Diego despertó de madrugada. Como en otras ocasiones, se dio la vuelta en la cama, hacia su lado derecho, colocándose de cara a la ventana de su dormitorio, y volvió a cerrar los ojos. En la calle estaba lloviendo.
Unos minutos más tarde, quizá un cuarto de hora, Diego volvió a abrir los ojos y se colocó boca arriba. Comenzó a jugar con las figuras que dibujaba en el techo la luz de farolas que se colaba en la habitación a través de las rendijas de la persiana.
De pronto escuchó una especie de gemido muy leve al otro lado de la puerta. Un poco asustado, volvió a ponerse de lado en la cama, hacia su izquierda, y se cubrió hasta la cabeza con el edredón. Pero algo le decía que tenía que ver qué había sido aquello.
Se levantó y abrió la puerta de la habitación. El pasillo estaba a oscuras, pero sí había luz en el dormitorio de su madre. Se acercó sigiloso, extrañado por la hora que era, y golpeó la puerta muy levemente con los nudillos.

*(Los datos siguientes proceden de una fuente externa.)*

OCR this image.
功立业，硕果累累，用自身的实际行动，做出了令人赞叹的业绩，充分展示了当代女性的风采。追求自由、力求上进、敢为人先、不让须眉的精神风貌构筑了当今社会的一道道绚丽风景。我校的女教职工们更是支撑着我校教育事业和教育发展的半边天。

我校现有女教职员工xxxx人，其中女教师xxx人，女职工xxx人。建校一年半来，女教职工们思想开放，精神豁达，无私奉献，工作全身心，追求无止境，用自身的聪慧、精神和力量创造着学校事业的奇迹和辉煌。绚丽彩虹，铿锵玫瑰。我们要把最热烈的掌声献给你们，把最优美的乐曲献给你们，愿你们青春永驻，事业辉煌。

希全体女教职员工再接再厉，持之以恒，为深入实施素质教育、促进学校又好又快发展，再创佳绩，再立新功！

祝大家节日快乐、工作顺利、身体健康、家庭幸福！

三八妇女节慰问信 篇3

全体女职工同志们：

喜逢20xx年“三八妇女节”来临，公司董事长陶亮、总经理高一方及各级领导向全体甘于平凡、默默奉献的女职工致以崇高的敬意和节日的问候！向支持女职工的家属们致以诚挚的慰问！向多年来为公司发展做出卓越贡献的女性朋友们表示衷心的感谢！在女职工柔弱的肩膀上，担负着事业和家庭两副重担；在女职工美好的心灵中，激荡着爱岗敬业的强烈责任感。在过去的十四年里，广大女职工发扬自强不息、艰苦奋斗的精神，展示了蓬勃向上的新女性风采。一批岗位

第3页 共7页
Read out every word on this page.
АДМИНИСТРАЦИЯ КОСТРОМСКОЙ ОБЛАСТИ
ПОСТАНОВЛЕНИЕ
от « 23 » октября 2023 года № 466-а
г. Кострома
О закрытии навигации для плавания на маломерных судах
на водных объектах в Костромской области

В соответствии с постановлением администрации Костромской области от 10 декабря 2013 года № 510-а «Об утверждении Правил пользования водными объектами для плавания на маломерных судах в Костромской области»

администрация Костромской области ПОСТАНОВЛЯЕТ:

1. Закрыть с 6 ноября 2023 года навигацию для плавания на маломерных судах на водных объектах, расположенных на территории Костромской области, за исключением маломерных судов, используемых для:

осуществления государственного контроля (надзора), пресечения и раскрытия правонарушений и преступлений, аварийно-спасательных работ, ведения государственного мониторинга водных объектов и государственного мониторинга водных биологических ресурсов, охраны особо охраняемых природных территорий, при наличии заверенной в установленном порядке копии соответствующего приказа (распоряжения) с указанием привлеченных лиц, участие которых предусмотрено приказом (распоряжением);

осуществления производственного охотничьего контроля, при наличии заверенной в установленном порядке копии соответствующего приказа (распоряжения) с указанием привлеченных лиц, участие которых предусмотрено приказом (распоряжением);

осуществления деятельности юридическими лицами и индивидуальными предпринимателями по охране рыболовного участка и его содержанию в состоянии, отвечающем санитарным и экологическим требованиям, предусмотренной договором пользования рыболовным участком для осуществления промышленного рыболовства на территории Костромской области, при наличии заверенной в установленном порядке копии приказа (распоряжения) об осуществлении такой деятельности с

—¿Mamá? —preguntó muy bajito.
No hubo respuesta y decidió abrir la puerta. Susana, su madre, estaba en el suelo, junto a la cama, dando la espalda a la entrada. Diego se acercó a ella y comprobó que estaba despierta.
—¿Mamá, qué te ocurre?
Susana quiso contestar, pero balbuceaba y emitía sonidos sin sentido. Cuando vio a su hijo, se asustó e intentó levantarse, pero solo podía mover un poco un brazo. Con mucha dificultad, Diego logró tumbar a su madre en la cama, boca arriba. Se sentó un momento junto a ella y le dio un beso.
—Tranquila, mamá. Voy a llamar a urgencias. Ahora mismo vuelvo.
Susana se quedó sola de nuevo, mirando al techo, asustada. Le dolía mucho la cabeza y estaba muy desorientada. Podía oír la lluvia que golpeaba en la persiana. Escuchó también la voz de su hijo, de lejos. Entonces comenzó a llorar. A su padre le había pasado lo mismo cuatro años atrás. Lloraba por su futuro pero, sobre todo, por el de su hijo, que con solo doce años tenía que afrontar una situación así.
Diego volvió a los cinco minutos, se sentó y cogió la mano de su madre.
—Ya viene la ambulancia. No tengas miedo, mamá. Voy a cuidarte, como aprendí de ti con el abuelo, y te vas a recuperar.
Secó las lágrimas del rostro de su madre, se tumbó a su lado y esperaron juntos, abrazados.